In this appeal from that denial, Rael doesn’t dispute the ALJ’s finding that he has the exertional ability to perform light work—a finding supported by medical evidence from Hodge, Rusin, and Ketelhohn. Rather, he disputes only the ALJ’s non-exertional findings that Rael could occasionally perform postural activities and had no limitation on his ability to reach. As noted, these determinations are consistent with the opinions of both Hodge and. Ketel-hohn that Rael could occasionally perform postural activities and had no reaching limitation. Only Rusin opined that Rael could rarely perform postural limitations and could only occasionally reach.
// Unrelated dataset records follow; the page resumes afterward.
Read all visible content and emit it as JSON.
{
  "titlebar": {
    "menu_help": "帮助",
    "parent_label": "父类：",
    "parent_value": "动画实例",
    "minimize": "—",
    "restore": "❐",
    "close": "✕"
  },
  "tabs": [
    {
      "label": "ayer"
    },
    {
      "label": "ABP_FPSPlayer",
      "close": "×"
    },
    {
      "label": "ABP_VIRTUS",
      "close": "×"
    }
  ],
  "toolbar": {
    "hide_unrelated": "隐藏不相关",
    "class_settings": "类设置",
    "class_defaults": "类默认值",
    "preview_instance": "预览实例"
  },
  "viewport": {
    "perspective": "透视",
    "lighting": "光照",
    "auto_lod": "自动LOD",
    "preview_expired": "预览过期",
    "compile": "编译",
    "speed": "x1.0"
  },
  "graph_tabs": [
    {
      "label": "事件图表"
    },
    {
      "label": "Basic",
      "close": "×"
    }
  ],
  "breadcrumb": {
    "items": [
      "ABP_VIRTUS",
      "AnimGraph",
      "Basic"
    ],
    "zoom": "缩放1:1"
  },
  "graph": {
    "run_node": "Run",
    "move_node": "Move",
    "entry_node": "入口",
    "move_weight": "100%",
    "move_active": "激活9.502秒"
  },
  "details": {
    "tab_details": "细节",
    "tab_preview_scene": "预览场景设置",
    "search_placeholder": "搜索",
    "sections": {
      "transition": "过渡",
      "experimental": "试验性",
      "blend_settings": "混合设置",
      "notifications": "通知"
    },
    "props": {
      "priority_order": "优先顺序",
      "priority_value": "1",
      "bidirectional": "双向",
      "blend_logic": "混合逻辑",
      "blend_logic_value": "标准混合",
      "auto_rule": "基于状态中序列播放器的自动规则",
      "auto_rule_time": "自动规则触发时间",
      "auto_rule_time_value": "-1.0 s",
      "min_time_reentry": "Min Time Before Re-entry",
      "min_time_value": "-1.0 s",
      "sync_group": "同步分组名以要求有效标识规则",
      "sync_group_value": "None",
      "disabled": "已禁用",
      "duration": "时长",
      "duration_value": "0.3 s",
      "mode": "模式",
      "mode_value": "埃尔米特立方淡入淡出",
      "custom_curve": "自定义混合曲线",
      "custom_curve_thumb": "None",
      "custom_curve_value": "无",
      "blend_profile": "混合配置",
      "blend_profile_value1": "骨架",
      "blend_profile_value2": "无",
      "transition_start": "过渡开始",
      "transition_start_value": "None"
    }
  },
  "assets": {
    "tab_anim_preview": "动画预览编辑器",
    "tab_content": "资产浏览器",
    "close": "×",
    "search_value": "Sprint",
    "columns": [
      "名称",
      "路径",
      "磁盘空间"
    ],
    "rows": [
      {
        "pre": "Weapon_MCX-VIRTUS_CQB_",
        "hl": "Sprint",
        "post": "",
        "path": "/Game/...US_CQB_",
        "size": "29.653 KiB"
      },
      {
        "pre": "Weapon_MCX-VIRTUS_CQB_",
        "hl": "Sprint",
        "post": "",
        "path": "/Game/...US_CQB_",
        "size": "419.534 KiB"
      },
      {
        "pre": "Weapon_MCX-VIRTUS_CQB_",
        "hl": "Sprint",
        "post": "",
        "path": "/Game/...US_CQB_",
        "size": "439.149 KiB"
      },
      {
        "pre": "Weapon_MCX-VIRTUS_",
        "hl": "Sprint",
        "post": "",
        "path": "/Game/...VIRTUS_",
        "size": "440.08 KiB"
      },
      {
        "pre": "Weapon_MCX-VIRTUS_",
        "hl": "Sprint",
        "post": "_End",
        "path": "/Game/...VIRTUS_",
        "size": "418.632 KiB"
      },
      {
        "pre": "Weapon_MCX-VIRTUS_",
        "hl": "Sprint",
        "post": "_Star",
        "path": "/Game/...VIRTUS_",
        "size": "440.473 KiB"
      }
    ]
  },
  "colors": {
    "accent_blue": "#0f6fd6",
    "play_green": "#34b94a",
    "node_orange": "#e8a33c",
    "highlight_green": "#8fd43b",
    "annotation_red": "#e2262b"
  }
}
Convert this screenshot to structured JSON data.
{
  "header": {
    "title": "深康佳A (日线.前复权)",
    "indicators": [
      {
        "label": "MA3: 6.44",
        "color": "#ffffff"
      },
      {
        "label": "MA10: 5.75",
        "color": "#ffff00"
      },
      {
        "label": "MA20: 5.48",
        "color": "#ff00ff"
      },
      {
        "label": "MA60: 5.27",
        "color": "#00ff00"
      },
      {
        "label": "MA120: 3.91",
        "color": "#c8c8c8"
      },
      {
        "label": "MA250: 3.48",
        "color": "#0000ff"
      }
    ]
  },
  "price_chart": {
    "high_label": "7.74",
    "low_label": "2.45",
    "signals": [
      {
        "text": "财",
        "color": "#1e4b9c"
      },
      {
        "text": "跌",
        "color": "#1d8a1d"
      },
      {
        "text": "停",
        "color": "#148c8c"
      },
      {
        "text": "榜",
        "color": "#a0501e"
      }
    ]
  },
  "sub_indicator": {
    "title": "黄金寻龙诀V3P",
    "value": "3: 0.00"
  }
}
Nevertheless, Rael argues on appeal that the ALJ failed to explain why he discounted Rusin’s postural and reaching limitations, violating the applicable ruling requiring that “[i]f the RFC assessment conflicts with an opinion from a medical source, the adjudicator must explain why the opinion was not adopted.” SSR 96-8p, 1996 WL 374184, at *7 (July 2, 1996).

We recently reviewed the considerations an ALJ must give to a treating physician’s opinion in Allman v. Colvin, 813 F.3d 1326, 1332 (10th Cir. 2016). There, we pointed out that an ALJ “must give good reasons for the weight assigned to a treating physician’s opinion,” and “[t]he reasons must be sufficiently specific to make clear to any subsequent reviewers the weight the [ALJ] gave to the treating source’s medical opinion and the reason for that weight.” Id. (ellipses, citation and internal quotation marks omitted).